Auch was die inneren Werte angeht, können die Forschenden Entwarnung geben: Die Eisenwerte seien zwar leicht gesenkt, das sei aber angesichts des psychischen Stresses der letzten Monate normal und lasse sich durch regelmäßige Tablettengabe beheben. Der Nickelanteil sei stabil, der Magnetismus somit gewährleistet. „Mangelnde Anziehungskraft macht im Alter vielen Planeten zu schaffen, aber unsere Erde braucht sich diesbezüglich nicht zu schämen“, beschwichtigt Rainer Potthoff, Facharzt für Plastromedizin, einem praktischen Spezialbereich zwischen plastischer Chirurgie und Astrophysik. „Sicher, der innere Kern ist am Rand aufgeweicht und reicht an einigen Stellen in den flüssigen Außenkern hinein. Zunehmende Viskosität ist aber kein Anlass zum Earth Shaming!“

Sollten die Alterserscheinungen unsere Erde irgendwann buchstäblich aus der Umlaufbahn zu werfen drohen, sind immer noch ästhetische Eingriffe möglich. Mit Fillern, Aufspritzungen und Stabilisierungen könne man heutzutage viel korrigieren, weiß Raimund Potthoff, er warnt jedoch vor „Verpflanzungen von billigem Ersatzkernmaterial aus der Türkei. Dort hat sich zuletzt ein regelrechtes Kerngeschäft entwickelt, das allerdings nur auf schnellen Profit aus ist. Da müssen Sie in spätestens 100 Millionen Jahren wieder ran, und auf den Kosten bleiben Sie selbst sitzen, und mit ‚Sie‘ meine ich unsere Urururur-und-so-weiter-Enkel.“

Als Kassenplanet darf die Erde nicht einmal mit Teilerstattungen rechnen, zumal kein Bonusheft existiert, in dem routinemäßige Kontrollen vermerkt werden – die Bewohner, i. e. Halter, der Erde haben leider viel zu spät Schreiben und Stempeln gelernt. Besser ist da schon der Mars dran. Als Privatversicherter hat unser Nachbarplanet Anspruch auf eine vollumfängliche Wartung pro Millennium, vorausgesetzt, Elon Musk leistet pünktlich die fälligen Beiträge.

Globale Verschwörungstheorie

Andere Planeten müssen sich überhaupt nicht um entsprechende Vorsorge kümmern: Der Gasriese Jupiter verzichtet, wie man munkelt, völlig auf einen Kern, während Saturn sich mit einem Inneren zufrieden gibt, das mit „fuzzy“ beschrieben wird. Für den kleinen Erdenmann auf der Milchstraße spielen solche technischen Details keine Rolle.

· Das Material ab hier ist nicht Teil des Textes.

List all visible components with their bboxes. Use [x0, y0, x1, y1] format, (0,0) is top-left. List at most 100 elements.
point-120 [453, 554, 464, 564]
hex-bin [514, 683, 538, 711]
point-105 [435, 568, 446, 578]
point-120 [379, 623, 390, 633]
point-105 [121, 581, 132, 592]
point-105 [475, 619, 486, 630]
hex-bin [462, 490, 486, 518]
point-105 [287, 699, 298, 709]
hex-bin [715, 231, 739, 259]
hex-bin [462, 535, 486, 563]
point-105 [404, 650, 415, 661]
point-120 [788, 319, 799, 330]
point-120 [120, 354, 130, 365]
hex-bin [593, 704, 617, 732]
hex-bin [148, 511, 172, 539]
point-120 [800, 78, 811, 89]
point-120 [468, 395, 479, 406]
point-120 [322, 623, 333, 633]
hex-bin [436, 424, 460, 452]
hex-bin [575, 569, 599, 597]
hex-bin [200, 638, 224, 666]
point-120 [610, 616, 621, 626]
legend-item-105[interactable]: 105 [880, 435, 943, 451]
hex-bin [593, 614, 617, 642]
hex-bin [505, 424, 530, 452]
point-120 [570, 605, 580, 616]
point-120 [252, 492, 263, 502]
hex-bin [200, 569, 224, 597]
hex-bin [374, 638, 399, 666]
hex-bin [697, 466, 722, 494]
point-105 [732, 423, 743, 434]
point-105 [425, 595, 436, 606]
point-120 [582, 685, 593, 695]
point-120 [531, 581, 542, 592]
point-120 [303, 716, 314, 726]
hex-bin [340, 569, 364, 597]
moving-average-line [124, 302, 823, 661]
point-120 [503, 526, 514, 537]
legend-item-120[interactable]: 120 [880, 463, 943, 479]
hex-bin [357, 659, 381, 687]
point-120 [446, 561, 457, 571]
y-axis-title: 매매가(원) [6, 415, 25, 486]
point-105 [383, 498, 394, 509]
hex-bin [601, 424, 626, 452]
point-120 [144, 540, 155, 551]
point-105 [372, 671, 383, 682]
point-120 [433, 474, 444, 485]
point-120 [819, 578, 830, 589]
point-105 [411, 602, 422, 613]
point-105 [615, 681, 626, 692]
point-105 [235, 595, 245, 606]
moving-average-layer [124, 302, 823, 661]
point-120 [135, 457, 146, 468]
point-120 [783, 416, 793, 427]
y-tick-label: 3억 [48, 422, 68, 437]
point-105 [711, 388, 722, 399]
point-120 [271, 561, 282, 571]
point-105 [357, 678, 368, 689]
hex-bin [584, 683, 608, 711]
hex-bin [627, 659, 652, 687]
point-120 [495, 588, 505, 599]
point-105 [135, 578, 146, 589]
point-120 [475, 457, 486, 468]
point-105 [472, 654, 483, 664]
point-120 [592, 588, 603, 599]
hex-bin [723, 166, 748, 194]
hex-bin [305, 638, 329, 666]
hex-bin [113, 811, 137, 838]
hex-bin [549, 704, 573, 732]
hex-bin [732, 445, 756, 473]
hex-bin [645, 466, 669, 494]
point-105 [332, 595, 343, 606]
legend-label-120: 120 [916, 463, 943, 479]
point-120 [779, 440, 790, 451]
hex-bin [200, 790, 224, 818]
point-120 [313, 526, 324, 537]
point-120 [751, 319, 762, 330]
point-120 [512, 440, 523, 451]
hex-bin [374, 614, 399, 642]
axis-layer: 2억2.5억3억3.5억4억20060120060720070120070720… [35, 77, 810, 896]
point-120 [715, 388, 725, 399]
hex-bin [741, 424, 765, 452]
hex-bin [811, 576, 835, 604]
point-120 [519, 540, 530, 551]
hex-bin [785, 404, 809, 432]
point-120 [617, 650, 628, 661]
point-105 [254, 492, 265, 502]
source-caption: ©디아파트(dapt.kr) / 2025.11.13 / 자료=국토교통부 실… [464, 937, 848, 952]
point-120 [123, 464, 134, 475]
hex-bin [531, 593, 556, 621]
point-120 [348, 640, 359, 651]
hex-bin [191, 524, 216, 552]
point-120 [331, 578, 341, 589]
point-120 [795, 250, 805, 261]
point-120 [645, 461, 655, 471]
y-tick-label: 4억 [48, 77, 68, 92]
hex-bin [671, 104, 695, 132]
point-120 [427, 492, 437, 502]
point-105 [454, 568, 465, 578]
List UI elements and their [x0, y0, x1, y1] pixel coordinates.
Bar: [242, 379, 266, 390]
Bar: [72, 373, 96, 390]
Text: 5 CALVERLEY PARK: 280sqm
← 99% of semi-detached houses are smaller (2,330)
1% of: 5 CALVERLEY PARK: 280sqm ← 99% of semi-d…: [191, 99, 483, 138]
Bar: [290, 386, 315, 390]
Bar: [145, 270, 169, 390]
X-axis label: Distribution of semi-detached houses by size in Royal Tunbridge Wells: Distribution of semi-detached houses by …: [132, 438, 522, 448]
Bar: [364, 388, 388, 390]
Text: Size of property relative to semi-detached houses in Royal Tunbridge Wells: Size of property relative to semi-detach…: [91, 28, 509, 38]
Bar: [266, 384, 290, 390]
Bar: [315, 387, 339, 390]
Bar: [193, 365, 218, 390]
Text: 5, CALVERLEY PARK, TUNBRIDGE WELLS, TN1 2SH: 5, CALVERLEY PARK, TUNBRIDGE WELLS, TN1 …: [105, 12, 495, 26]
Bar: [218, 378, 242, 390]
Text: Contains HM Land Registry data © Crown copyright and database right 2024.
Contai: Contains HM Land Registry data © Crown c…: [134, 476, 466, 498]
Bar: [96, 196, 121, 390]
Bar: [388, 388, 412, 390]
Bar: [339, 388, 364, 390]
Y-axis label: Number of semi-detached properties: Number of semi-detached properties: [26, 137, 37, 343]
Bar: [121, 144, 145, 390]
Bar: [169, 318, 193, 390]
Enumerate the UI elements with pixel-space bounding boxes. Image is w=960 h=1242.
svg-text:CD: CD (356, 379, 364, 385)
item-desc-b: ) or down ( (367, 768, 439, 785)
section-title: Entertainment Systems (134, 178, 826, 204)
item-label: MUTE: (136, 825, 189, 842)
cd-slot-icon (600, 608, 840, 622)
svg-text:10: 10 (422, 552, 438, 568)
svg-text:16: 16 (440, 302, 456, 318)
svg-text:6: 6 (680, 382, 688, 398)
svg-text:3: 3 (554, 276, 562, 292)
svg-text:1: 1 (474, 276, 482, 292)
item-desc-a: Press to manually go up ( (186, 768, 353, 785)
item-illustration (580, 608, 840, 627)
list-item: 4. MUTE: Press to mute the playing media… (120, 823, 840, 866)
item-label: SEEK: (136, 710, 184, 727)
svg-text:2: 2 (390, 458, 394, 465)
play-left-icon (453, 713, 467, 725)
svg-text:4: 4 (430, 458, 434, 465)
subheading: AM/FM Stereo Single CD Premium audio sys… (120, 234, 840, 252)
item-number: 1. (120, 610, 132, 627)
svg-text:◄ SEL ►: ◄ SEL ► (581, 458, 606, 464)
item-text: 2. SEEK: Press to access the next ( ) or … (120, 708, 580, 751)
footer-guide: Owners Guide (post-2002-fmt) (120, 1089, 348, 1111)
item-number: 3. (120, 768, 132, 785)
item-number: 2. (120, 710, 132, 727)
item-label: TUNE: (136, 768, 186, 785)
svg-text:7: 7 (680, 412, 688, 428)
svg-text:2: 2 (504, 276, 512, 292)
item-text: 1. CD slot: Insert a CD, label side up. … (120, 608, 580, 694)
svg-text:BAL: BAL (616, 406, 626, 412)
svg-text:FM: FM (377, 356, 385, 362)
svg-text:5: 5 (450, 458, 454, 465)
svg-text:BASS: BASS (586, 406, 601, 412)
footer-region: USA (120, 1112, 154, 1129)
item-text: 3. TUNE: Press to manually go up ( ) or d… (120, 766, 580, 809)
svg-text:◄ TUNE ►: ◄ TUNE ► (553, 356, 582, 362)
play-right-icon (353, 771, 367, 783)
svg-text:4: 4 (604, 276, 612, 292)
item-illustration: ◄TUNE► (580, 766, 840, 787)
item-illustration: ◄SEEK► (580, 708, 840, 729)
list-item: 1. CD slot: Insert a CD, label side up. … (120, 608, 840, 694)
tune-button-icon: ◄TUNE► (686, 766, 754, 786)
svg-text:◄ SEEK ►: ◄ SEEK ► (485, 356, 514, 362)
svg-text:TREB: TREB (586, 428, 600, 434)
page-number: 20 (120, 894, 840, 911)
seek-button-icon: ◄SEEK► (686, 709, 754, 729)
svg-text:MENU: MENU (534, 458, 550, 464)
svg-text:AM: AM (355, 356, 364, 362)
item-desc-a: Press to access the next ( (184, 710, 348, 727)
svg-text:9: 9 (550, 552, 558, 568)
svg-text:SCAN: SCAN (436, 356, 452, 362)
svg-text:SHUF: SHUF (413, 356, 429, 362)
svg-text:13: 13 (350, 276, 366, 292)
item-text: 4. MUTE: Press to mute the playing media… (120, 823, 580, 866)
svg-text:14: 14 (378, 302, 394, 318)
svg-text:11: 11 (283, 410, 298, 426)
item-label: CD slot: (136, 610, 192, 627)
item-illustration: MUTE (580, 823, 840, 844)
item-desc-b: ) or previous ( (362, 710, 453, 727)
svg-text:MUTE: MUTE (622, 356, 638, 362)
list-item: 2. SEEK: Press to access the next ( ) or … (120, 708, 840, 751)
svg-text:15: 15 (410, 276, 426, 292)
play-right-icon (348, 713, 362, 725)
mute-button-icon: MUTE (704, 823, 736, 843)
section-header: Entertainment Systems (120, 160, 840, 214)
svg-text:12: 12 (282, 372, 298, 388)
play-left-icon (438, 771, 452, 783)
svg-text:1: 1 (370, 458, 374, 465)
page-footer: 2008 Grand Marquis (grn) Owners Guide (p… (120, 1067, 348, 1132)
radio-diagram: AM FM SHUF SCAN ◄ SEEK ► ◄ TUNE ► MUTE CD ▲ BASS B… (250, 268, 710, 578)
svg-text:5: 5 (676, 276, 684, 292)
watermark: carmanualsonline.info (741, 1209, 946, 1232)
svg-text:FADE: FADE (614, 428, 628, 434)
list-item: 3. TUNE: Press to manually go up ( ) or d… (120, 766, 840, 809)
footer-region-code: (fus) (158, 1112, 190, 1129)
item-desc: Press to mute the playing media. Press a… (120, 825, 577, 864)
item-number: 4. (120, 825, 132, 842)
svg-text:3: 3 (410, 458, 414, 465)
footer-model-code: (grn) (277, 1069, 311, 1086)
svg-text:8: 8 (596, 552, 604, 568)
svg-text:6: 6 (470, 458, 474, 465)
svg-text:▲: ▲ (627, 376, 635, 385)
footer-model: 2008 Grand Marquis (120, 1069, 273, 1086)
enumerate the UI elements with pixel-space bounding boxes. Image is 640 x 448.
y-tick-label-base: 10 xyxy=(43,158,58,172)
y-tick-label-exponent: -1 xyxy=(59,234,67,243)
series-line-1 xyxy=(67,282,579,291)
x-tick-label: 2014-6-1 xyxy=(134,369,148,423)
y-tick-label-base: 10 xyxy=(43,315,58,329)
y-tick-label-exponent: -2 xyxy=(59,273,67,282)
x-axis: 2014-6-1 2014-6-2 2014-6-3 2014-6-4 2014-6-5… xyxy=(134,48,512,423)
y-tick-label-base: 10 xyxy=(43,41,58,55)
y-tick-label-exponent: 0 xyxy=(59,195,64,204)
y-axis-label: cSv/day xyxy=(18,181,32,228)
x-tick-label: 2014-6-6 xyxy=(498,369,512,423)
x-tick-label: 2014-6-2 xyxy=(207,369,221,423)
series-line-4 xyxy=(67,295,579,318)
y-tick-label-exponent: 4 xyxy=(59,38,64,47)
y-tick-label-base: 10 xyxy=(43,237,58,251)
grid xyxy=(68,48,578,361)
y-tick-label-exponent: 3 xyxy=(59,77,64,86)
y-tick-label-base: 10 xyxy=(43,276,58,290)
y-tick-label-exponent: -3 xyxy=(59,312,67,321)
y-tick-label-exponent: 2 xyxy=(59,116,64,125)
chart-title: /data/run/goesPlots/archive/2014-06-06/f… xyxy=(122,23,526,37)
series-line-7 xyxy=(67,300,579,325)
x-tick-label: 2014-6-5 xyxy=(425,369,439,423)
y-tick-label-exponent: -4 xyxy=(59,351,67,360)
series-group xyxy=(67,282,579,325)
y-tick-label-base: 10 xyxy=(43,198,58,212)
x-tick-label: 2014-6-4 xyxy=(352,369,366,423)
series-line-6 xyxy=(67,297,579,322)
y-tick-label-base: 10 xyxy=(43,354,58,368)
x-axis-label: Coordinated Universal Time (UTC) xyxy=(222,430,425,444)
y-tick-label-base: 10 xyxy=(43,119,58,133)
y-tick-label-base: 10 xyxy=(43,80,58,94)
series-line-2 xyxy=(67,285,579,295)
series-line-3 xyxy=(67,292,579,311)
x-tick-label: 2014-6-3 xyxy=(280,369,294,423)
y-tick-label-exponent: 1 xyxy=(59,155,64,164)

Manche halten die aktuellen Erkenntnisse gar für eine globale Verschwörung. „Wenn Sie mich fragen, ist das alles Panikmache“, sagt Marco Löwitsch, den wir leider tatsächlich gefragt haben. Löwitsch, 62, ist Vorsitzender der Brandenburgischen Zweigstelle der „Flat Earth Society“, die nicht akzeptieren mag, dass die Erde kugelförmig ist. „Noch nie hat jemand ein Foto von diesem angeblichen Erdkern gesehen“, echauffiert sich Löwitsch. „Seltsam, oder? Woher soll man denn wissen, dass etwas, das man gar nicht sehen kann, seine Form verändert? Und kommen Sie mir jetzt nicht mit Maschinen! So große Röntgengeräte gibt es doch gar nicht …“

Überraschenderweise weist der Flachweltler nicht jede Wissenschaftsmeldung als Humbug zurück: „Es ist nachgewiesen, dass die Erde seit 15 Jahren immer langsamer rotiert, und das passt wunderbar zur Scheibentheorie: Ich hatte mal einen Plattenspieler, bei dem sich nach vielen Jahren der Nutzung der Teller deutlich langsamer gedreht hat als im Neuzustand.“

Reklamieren können wir unseren Heimathimmelskörper nicht mehr, wir haben ihn schließlich nur von unseren Kindern geliehen. Wichtig ist ohnehin vor allem eine Frage: Wie reagiert die Börse?